Complex Chronic Care Management Services

Billing Medicare for complex chronic care management services has been relatively infrequent but not a problem, said Paige Carson, clinical team leader for pharmacists in the care management program at Carolinas HealthCare System.

The healthcare organization, based in Charlotte, North Carolina, runs regional hubs where care management team members work to keep the medical practices’ patients who have a high risk of hospital readmission or uncontrolled diabetes mellitus “healthy and out of the hospital and able to self-manage,” Carson said.

Pharmacists already were on the teams, conducting in-person comprehensive medication reconciliations and communicating with patients about medication-related issues, when Medicare started allowing physician offices to bill for chronic care management services, she said. All 8 pharmacists working in care management have the state’s clinical pharmacist practitioner, or CPP, credential.

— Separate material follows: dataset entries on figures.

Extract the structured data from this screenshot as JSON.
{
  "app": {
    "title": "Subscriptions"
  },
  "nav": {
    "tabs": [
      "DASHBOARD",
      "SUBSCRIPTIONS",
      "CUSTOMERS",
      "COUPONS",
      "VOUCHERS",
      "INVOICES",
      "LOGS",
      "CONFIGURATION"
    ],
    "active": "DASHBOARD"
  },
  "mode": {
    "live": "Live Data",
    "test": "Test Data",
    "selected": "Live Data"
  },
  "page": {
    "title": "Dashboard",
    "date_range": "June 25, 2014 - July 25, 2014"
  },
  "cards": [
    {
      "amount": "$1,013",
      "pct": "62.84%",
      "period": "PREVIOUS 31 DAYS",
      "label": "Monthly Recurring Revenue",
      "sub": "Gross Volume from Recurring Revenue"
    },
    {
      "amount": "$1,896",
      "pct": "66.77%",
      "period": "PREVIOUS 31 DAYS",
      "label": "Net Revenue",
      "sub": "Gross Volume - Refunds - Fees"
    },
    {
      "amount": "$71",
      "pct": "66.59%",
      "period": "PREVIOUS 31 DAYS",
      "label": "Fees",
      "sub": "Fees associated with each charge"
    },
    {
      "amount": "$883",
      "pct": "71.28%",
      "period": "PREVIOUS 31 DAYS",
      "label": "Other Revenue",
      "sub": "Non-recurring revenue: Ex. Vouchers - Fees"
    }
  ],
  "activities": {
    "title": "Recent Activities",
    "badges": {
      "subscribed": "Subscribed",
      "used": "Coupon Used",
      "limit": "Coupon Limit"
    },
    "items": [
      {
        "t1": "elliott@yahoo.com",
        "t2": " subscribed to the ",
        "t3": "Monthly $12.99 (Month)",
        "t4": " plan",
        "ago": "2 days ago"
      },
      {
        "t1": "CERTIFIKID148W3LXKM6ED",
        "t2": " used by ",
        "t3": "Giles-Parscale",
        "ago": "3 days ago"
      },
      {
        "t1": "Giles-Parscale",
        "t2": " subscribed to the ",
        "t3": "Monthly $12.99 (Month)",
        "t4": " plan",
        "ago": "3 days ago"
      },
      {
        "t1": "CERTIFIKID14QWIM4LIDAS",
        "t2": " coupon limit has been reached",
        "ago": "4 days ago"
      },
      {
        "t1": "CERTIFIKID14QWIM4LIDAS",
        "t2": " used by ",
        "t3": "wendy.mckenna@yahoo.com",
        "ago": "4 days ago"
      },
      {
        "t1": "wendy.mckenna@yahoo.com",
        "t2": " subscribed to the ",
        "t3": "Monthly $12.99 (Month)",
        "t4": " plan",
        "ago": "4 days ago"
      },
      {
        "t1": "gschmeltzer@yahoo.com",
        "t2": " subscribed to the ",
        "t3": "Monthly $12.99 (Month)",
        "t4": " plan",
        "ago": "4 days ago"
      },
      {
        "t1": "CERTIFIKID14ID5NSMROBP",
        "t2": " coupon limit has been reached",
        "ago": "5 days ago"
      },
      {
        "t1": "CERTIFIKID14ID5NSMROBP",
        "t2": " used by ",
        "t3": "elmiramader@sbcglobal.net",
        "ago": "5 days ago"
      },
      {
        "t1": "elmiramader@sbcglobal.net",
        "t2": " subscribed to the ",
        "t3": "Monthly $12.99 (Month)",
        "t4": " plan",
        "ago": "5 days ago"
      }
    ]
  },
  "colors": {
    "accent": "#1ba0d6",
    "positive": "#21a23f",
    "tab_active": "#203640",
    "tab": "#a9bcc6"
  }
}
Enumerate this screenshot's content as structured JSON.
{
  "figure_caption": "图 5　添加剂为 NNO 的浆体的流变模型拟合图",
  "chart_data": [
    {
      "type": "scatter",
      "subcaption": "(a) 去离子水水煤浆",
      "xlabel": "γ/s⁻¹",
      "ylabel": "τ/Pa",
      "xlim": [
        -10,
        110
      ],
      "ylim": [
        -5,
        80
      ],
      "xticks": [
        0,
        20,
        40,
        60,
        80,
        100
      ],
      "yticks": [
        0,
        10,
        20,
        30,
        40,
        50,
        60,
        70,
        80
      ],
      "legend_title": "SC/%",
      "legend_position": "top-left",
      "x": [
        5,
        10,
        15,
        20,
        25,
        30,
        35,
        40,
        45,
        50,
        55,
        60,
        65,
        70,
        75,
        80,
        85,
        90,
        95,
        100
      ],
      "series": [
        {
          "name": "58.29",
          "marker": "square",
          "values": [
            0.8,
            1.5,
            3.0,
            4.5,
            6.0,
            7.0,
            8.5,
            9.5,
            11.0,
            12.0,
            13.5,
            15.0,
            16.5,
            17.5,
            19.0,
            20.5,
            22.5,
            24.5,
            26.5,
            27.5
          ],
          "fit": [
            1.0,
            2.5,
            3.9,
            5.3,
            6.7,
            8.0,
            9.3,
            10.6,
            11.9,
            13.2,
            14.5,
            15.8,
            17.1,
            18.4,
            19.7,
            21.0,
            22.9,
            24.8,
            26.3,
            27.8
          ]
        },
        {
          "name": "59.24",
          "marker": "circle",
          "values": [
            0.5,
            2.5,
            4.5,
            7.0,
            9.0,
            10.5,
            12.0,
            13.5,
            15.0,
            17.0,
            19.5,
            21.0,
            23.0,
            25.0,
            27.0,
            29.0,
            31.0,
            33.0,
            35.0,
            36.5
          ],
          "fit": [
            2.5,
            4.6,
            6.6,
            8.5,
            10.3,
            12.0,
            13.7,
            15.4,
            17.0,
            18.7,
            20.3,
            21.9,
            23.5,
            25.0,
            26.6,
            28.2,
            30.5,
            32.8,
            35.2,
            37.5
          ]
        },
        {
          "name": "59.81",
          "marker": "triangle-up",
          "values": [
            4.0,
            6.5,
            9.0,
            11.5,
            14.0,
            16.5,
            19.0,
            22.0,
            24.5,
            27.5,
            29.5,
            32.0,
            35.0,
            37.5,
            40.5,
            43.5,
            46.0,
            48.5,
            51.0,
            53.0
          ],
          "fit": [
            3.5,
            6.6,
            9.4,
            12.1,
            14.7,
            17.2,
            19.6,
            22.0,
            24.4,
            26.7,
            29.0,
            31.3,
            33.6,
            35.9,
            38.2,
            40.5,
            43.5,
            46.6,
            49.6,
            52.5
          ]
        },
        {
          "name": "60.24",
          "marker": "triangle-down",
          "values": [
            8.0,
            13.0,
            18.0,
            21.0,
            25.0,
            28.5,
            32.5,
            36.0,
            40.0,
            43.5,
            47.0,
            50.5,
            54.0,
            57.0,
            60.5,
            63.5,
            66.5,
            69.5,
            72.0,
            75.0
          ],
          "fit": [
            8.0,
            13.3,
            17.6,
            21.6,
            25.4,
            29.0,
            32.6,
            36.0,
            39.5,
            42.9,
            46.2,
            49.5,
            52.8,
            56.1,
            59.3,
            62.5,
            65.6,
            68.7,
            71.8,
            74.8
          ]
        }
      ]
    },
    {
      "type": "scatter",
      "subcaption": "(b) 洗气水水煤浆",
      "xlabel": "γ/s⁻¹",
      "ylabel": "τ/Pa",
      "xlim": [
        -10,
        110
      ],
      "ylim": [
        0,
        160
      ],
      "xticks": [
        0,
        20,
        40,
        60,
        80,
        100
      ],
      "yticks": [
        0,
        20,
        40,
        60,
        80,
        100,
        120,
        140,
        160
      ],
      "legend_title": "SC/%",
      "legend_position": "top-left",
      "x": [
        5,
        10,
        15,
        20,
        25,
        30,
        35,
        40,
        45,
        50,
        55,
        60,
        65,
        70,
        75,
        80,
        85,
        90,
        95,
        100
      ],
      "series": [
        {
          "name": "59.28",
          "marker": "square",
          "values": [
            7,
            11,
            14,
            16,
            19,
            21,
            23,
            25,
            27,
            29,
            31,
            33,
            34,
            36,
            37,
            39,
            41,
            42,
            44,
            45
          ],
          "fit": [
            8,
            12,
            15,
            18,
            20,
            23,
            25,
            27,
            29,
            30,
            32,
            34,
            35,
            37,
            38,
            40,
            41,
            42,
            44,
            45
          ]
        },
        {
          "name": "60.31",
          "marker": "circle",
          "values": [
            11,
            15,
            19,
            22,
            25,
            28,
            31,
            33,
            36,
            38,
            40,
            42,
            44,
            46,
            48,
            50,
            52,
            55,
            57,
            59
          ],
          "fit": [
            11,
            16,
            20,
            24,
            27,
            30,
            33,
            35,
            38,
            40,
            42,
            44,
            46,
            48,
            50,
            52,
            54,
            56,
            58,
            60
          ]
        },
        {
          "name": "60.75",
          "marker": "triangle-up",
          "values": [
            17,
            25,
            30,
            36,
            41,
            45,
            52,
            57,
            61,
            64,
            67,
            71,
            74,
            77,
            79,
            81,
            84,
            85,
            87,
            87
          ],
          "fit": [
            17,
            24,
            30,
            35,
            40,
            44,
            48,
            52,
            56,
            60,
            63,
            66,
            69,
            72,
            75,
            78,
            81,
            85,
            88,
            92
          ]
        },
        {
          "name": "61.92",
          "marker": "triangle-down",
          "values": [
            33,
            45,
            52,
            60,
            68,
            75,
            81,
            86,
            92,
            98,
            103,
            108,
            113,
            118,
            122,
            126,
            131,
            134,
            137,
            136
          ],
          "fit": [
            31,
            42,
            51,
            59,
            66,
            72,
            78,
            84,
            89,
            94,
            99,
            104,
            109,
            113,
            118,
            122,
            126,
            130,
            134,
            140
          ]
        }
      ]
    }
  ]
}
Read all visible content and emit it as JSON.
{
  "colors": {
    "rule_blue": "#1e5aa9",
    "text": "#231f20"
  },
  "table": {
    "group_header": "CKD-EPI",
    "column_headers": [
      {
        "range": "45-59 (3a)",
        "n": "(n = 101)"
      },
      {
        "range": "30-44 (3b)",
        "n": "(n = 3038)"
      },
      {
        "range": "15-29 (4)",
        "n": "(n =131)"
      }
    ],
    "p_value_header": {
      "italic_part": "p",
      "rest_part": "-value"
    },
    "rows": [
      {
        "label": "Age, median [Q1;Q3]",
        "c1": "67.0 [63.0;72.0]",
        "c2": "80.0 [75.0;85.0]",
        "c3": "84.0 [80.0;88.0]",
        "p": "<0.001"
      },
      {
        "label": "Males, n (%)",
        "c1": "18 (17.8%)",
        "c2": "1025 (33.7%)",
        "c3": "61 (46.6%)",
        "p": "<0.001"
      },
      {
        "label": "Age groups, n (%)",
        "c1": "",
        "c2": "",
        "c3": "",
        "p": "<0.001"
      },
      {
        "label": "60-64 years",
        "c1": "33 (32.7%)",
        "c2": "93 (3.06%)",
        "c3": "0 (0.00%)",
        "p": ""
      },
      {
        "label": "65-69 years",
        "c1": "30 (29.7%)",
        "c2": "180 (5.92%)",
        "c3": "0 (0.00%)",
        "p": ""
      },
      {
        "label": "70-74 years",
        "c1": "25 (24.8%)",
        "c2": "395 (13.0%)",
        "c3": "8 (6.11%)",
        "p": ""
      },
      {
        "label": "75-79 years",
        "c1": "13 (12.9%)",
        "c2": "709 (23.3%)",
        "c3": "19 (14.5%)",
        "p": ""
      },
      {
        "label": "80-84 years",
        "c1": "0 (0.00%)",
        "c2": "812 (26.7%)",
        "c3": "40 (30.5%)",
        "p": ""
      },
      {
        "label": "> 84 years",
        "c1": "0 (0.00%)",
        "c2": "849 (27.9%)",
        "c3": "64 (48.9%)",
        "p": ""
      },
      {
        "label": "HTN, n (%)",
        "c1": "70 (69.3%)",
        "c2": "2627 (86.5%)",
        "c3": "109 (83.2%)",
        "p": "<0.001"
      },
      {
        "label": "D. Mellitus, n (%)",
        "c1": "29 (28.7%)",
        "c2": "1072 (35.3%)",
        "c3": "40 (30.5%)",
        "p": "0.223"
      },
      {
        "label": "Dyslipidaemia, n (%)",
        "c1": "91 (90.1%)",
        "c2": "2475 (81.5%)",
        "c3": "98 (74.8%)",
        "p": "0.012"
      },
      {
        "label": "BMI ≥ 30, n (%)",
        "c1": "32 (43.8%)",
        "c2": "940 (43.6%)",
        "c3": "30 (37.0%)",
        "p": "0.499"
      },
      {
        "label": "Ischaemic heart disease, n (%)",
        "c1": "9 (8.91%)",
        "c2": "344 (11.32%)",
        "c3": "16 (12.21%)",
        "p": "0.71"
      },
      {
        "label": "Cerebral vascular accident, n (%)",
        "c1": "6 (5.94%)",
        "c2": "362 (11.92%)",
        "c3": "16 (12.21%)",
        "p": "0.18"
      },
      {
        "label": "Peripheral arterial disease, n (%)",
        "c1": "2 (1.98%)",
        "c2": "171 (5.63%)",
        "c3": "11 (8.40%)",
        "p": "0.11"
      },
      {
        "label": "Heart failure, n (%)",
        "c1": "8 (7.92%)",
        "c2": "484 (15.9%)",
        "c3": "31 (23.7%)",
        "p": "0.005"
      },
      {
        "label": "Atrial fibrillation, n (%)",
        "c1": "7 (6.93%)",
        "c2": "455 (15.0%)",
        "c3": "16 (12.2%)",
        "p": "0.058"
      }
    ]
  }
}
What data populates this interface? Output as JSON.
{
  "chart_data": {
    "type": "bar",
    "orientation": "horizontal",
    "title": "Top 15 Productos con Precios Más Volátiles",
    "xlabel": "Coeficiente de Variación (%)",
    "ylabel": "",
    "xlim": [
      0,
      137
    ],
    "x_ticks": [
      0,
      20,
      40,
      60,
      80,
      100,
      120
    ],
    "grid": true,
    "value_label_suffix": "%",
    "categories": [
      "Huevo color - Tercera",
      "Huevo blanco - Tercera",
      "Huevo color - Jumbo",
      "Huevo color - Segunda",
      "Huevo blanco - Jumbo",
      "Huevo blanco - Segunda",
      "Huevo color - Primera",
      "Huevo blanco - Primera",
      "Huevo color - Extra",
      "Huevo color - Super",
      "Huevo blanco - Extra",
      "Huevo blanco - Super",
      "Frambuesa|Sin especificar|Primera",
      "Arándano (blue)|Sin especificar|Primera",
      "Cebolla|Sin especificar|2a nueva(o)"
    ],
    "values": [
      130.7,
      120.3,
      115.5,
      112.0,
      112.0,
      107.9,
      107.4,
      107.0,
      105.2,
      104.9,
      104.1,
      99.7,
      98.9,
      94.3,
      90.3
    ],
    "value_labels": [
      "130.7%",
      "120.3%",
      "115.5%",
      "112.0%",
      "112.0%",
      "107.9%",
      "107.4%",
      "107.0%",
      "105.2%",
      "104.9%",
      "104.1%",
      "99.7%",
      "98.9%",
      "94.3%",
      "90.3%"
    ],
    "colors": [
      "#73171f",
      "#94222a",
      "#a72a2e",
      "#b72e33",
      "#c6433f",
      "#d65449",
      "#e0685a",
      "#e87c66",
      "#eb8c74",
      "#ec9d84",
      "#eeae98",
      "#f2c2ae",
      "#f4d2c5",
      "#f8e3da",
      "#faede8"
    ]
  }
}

Once eligible patients consent to receiving chronic care management services, which have a per-month copayment, Carson said, the patients are classified as service recipients in the electronic health record.

The pharmacist, nurse care manager, and health advocate on each team routinely log their “communication events,” including time spent performing various functions, into the electronic health record, she said. That data is tracked for all the Medicare beneficiaries whose record indicates they receive chronic care management services, which she estimated at 10–20% of the patients in the care management program.

“If the minutes are very high, above 60 minutes per [calendar] month, then we double-check and make sure that the care plan has been modified for the patient,” Carson said.

The descriptor for the CPT code designating complex chronic care management services includes the requirement for “[e]stablishment or substantial revision of a comprehensive care plan.”

“As long as that’s documented and the notes are in the electronic health record,” Carson said, Medicare is charged for the higher-paying service.

[This news story appears in the February 15, 2018, issue of AJHP.]